Un malfaiteur est toujours surpris d’être coincé et interpellé par les policiers. Cela ne l’empêche pas de se retrouve entre les quatre murs d’un cachot. Ce sentiment de surprise découle du fait que la plupart des bandits de grand chemin feignent ignorer que les policiers veillent au grin, et qu’ils sont prêts à sauter sur la moindre occasion pour les mettre hors d’état de nuire. Assez souvent, ils estiment avoir une longueur d’avance sur les policiers. à sa grande surprise, le nommé ST vient d’être alpagué par les limiers du commissaire principal, Hamidou Diakité, en charge du commissariat de police de Sénou à la suite d’une traque continue de plusieurs jours.
Selon nos sources, le nommé S.T, la vingtaine, s’était introduit par effraction au domicile d’un citoyen demeurant au quartier Yirimadio-Bakorobabougou, en Commune VI à la périphérie du District de Bamako. Ce jour-là, tout laissait croire que ce garçon avait minutieusement préparé son coup. La preuve ? Il parviendra à faire irruption dans le domicile de sa future victime sans éveiller les soupçons d’aucun habitant de la maisonnée, encore moins le voisinage. Une fois à l’intérieur du domicile, en véritable malfrat professionnel, il y déroba la rondelette somme de 14 millions de Fcfa. Puis, il ressortit sur la pointe des pieds, ni vu, ni connu avant de disparaître dans la nature comme s’il n’était jamais passé par là.
Des jours passèrent. Le jeune homme pensait que le temps avait fait son effet et qu’il allait jouir de son butin en toute tranquillité, sans être inquiété outre mesure. Cependant, il avait oublié que sa victime n’allait pas rester sans rien faire après la perte d’une telle somme d’argent. Contrairement à cette idée, tout portait à croire que cette dernière s’était rendue chez les policiers pour faire la déclaration de vol de son argent, et par la même occasion, déposer une plainte contre X.

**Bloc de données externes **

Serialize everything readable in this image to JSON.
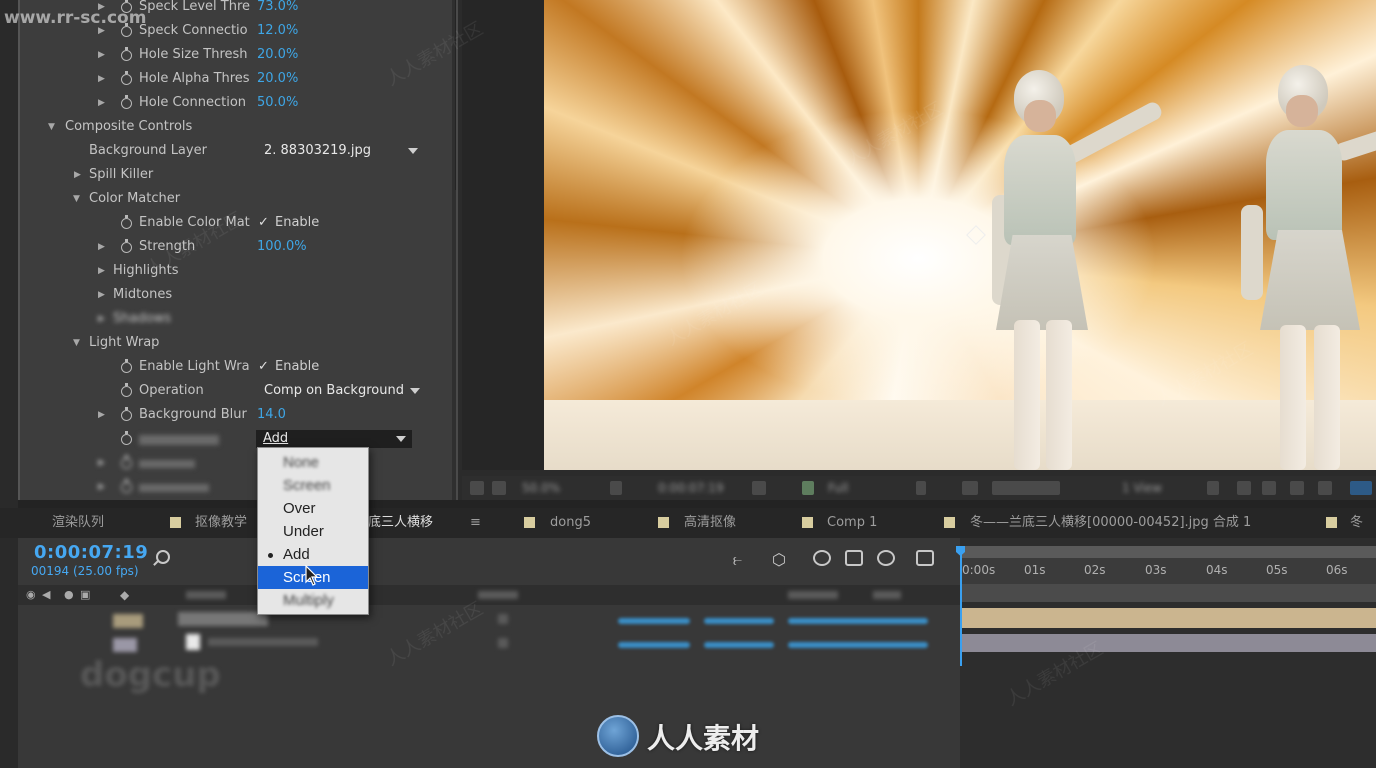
{
  "watermark": {
    "url": "www.rr-sc.com",
    "logo_text": "人人素材",
    "diag_text": "人人素材社区"
  },
  "effect_controls": {
    "rows": [
      {
        "name": "Speck Level Thre",
        "value": "73.0%"
      },
      {
        "name": "Speck Connectio",
        "value": "12.0%"
      },
      {
        "name": "Hole Size Thresh",
        "value": "20.0%"
      },
      {
        "name": "Hole Alpha Thres",
        "value": "20.0%"
      },
      {
        "name": "Hole Connection",
        "value": "50.0%"
      }
    ],
    "composite_controls": "Composite Controls",
    "background_layer_label": "Background Layer",
    "background_layer_value": "2. 88303219.jpg",
    "spill_killer": "Spill Killer",
    "color_matcher": "Color Matcher",
    "enable_color_match": "Enable Color Mat",
    "enable_label": "Enable",
    "strength_label": "Strength",
    "strength_value": "100.0%",
    "highlights": "Highlights",
    "midtones": "Midtones",
    "shadows": "Shadows",
    "light_wrap": "Light Wrap",
    "enable_light_wrap": "Enable Light Wra",
    "operation_label": "Operation",
    "operation_value": "Comp on Background",
    "background_blur_label": "Background Blur",
    "background_blur_value": "14.0",
    "blend_mode_value": "Add"
  },
  "blend_menu": {
    "items": [
      "None",
      "Screen",
      "Over",
      "Under",
      "Add",
      "Screen",
      "Multiply"
    ],
    "checked_index": 4,
    "highlighted_index": 5
  },
  "viewer_toolbar": {
    "zoom": "50.0%",
    "timecode": "0:00:07:19",
    "resolution": "Full",
    "view": "1 View"
  },
  "tabs": [
    {
      "label": "渲染队列",
      "active": false
    },
    {
      "label": "抠像教学",
      "active": false
    },
    {
      "label": "冬——兰底三人横移",
      "active": true
    },
    {
      "label": "dong5",
      "active": false
    },
    {
      "label": "高清抠像",
      "active": false
    },
    {
      "label": "Comp 1",
      "active": false
    },
    {
      "label": "冬——兰底三人横移[00000-00452].jpg 合成 1",
      "active": false
    },
    {
      "label": "冬",
      "active": false
    }
  ],
  "timeline": {
    "timecode": "0:00:07:19",
    "frames": "00194 (25.00 fps)",
    "ruler": [
      "0:00s",
      "01s",
      "02s",
      "03s",
      "04s",
      "05s",
      "06s"
    ]
  },
  "colors": {
    "accent_blue": "#3ea6e6",
    "menu_selection": "#1b64d8",
    "track1": "#cbb58f",
    "track2": "#8d8a96"
  }
}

Cela n’est un secret pour personne que les policiers misent beaucoup sur le renseignement pour coincer et, éventuellement, interpeller des malfrats de tout acabit. Le dépôt d’une plainte est une étape essentielle de cette stratégie policière qui permet de bien mener leur mission. Dans cette affaire, le « Pion » des limiers avait fait un travail remarquable en apportant à sa « base » des informations qui soufraient de peu de doute sur une possible implication du nommé S. T dans cette histoire. Par la suite, les éléments de la brigade de recherches (BR) se sont mis à l’œuvre pour traquer le suspect.

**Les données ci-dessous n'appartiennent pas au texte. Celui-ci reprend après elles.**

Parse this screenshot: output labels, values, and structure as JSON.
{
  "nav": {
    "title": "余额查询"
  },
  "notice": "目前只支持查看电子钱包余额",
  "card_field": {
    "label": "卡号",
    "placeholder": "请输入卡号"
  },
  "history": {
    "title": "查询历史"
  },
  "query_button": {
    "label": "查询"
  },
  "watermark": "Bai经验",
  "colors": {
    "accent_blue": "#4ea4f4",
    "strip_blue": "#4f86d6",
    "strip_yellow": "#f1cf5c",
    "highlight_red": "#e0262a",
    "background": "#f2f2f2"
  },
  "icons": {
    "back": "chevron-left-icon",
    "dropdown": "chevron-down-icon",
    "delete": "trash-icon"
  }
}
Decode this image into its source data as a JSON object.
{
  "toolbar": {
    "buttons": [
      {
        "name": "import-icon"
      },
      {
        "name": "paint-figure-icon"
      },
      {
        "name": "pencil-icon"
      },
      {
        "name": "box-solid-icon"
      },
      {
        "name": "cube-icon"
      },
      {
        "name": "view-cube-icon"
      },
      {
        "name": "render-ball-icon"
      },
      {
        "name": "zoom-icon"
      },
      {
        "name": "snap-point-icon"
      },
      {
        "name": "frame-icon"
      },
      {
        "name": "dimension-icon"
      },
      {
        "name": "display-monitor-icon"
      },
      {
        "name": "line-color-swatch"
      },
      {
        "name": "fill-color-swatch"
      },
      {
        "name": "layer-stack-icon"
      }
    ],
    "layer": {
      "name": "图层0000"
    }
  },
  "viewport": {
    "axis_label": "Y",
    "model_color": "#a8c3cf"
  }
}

Au même moment, celui-ci faisait la fête avec l’argent volé. Il dépensait sans se contrôler et avait carrément changé du tout au tout à la surprise générale dans le quartier. Entre temps, les éléments de la BR avaient recueilli des informations concordantes avec le changement radical opéré dans la vie de S.T. Nantis d’informations solides, le 11 mars dernier, les limiers effectuèrent une descente à l’endroit censé être le domicile du suspect n°1 de cette affaire. Celui-ci fut interpellé sans résistance et conduit au commissariat de police pour y être entendu.

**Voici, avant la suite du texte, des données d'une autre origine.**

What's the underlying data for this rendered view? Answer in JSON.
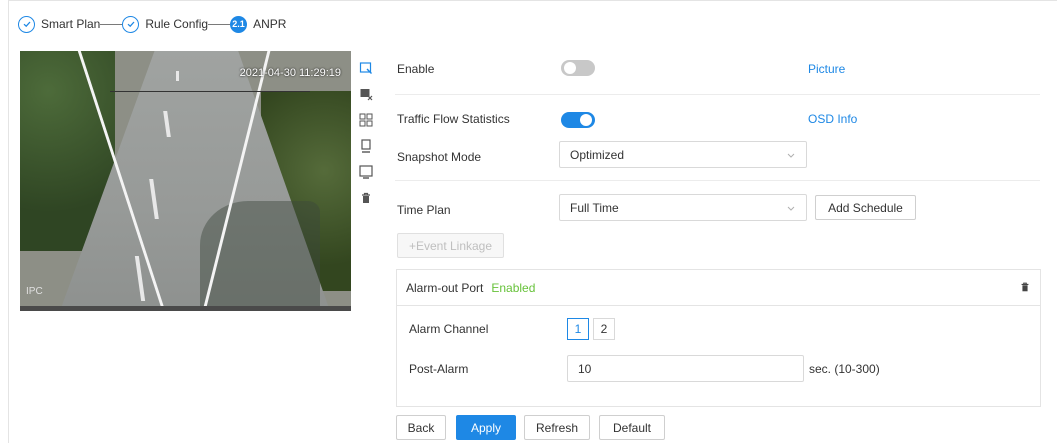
{
  "steps": [
    {
      "label": "Smart Plan",
      "state": "done"
    },
    {
      "label": "Rule Config",
      "state": "done"
    },
    {
      "label": "ANPR",
      "state": "active",
      "badge": "2.1"
    }
  ],
  "video": {
    "timestamp": "2021-04-30 11:29:19",
    "channel_label": "IPC"
  },
  "tools": [
    "draw-rule-icon",
    "clear-rule-icon",
    "grid-icon",
    "min-target-icon",
    "max-target-icon",
    "delete-icon"
  ],
  "form": {
    "enable_label": "Enable",
    "enable_on": false,
    "picture_link": "Picture",
    "traffic_label": "Traffic Flow Statistics",
    "traffic_on": true,
    "osd_link": "OSD Info",
    "snapshot_label": "Snapshot Mode",
    "snapshot_value": "Optimized",
    "timeplan_label": "Time Plan",
    "timeplan_value": "Full Time",
    "add_schedule": "Add Schedule",
    "event_linkage": "+Event Linkage"
  },
  "alarm": {
    "title": "Alarm-out Port",
    "status": "Enabled",
    "channel_label": "Alarm Channel",
    "channels": [
      "1",
      "2"
    ],
    "selected_channel": "1",
    "post_label": "Post-Alarm",
    "post_value": "10",
    "post_unit": "sec. (10-300)"
  },
  "footer": {
    "back": "Back",
    "apply": "Apply",
    "refresh": "Refresh",
    "default": "Default"
  },
  "colors": {
    "accent": "#1e88e5",
    "enabled": "#67c23a"
  }
}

Après son audition, les enquêteurs l’ont conduit jusque chez lui à son domicile pour une perquisition. Là, ils ont saisi une voiture (taxi), trois motos-taxis, une moto Djakarta, deux téléphones portables « iPhone 13 Pro », un téléviseur écran plat. à ces saisis s’joutent un peu plus de 4 millions de Fcfa en espèce. Les preuves étaient suffisantes pour placer le jeune homme au fond d’une cellule. Celui-ci avait entre temps reconnu s‘être effectivement introduit par effraction chez sa victime et avait emporté la somme d’argent ci-dessus indiquée. Le nommé S.T dort désormais derrière les barreaux en attendant d’être fixé sur son sort. Une enquête a été ouverte pour mettre la main sur d’éventuels complices.